Click the Languages tab under the Preferences window and insure that your preferred language is checked. Click the Close button in the Preferences window.
In the left panel of the bleachbit main window, scroll down and check the checkbox for Localizations under the System category. Click the checkbox for other desired cleaning categories, although I would advise leaving the following unchecked:
- all items under the Deep scan and journald categories
- Rotated logs under the System category
Now click Preview from the bleachbit icon bar to see what will get deleted. Go ahead and click Clean from the bleachbit icon bar. Here's what recently got deleted when I ran Clean:
What happens is that bleachbit removes app language packages except for the languages checked under the Languages tab under the Preferences window. I read, speak, and write in English, so I don't need all of the other language packages that get installed for apps.
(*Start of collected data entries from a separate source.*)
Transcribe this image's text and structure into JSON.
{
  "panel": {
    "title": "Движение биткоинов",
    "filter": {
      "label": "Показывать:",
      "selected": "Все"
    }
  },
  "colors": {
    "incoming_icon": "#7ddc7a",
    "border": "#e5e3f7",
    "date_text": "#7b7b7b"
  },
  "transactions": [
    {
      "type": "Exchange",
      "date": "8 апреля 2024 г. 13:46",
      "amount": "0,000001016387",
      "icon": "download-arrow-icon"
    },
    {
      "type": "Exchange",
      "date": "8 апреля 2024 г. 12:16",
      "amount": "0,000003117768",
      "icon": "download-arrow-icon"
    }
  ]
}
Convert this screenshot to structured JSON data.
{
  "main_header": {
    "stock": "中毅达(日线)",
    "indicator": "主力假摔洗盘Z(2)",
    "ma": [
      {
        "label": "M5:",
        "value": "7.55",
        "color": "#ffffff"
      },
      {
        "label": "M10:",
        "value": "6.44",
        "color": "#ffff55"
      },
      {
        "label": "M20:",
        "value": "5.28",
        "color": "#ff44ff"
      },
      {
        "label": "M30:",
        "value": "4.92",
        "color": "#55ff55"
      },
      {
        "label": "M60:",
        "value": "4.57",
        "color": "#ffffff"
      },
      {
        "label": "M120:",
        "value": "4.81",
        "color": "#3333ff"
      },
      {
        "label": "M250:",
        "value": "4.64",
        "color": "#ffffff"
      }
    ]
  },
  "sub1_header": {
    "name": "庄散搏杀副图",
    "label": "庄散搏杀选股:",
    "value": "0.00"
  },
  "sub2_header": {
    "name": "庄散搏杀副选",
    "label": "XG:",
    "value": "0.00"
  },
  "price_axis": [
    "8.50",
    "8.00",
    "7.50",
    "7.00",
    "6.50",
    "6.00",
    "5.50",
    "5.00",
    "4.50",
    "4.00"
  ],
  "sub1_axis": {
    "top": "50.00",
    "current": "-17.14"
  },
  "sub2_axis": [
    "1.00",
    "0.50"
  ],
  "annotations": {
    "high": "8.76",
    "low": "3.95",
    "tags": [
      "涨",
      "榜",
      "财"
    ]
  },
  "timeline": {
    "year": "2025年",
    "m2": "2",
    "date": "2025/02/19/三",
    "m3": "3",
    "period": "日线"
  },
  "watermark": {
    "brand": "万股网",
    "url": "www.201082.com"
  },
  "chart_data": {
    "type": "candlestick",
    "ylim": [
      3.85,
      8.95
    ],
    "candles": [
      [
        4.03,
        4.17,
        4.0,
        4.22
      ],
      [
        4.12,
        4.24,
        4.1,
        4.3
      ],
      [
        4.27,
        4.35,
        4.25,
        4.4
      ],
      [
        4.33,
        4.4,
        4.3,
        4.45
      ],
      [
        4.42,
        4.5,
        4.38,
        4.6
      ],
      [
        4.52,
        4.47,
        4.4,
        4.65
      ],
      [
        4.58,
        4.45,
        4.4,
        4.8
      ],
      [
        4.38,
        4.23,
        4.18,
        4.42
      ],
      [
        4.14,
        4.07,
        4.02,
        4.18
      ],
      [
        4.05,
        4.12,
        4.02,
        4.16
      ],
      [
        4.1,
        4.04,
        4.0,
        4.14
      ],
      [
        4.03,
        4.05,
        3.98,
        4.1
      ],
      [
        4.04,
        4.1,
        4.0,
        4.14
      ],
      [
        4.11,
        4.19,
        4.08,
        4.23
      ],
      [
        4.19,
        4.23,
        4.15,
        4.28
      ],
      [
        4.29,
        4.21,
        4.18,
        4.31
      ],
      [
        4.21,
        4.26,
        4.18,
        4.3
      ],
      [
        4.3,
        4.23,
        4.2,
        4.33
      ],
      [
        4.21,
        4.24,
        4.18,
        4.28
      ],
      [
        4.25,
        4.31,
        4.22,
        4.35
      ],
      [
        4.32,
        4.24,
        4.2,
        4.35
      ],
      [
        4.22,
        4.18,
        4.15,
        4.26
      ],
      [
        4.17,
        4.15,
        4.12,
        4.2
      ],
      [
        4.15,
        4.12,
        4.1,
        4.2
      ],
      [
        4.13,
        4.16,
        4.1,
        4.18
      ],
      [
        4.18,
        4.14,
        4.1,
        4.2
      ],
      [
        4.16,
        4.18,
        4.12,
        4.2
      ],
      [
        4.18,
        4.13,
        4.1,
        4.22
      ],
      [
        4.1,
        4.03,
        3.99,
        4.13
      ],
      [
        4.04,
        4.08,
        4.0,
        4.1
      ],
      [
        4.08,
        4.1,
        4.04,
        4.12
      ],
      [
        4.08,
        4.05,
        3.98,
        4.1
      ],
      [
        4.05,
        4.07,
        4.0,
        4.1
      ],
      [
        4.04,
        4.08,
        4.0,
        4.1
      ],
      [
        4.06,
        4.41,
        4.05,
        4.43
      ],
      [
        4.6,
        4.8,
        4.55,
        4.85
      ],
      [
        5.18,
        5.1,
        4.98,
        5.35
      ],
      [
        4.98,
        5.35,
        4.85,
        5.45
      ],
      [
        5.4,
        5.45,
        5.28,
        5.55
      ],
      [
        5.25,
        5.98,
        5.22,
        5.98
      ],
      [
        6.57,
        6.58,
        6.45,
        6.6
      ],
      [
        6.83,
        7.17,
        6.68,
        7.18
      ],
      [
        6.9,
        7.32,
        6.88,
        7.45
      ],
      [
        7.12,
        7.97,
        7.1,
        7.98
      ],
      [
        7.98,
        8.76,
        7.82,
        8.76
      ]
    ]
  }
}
Running bleachbit as regular user will also keep your drive free of detritus. You should be able to figure out how to use bleachbit as regular user with a little bit of experimentation. The biggest drive space savings will come from running bleachbit as superuser and checking the Localizations option.
--- eopkg dc ---
I installed Solus Budgie on my desktop computer back in February. Over the weekend, I also installed Solus Budgie on my laptop. I observed that the installation on my laptop only took up over 8gb of disk space, while the installation on my desktop was taking up over 13gb of disk space. H-m-m-m...same installation, why 5gb of additional space on my desktop drive?
I then remembered seeing eopkg cached files when I was looking through /var awhile back on my desktop. I wrongly assumed that old packages were removed when newer versions were installed. So I did a little bit of investigation of the eopkg commands and discovered that eopkg dc will remove cached system and program files, as well as temporary files stored under /var.
So I ran
sudo eopkg dc
and following was the result:
Cleaning package cache /var/cache/eopkg/packages...
Cleaning source archive cache /var/cache/eopkg/archives...
Cleaning temporary directory /var/eopkg...
Removing cache file /var/cache/eopkg/installdb.cache...
Removing cache file /var/cache/eopkg/componentdb.cache...
Removing cache file /var/cache/eopkg/groupdb.cache...
Removing cache file /var/cache/eopkg/sourcedb.cache...
Removing cache file /var/cache/eopkg/packagedb.cache...
Solus Budgie is now only occupying just over 8gb of space on my desktop, about 5gb of space savings.
The only caveat about using eopkg dc is that you may not be able to roll back to a previous update if you later find out that an updated package is causing problems.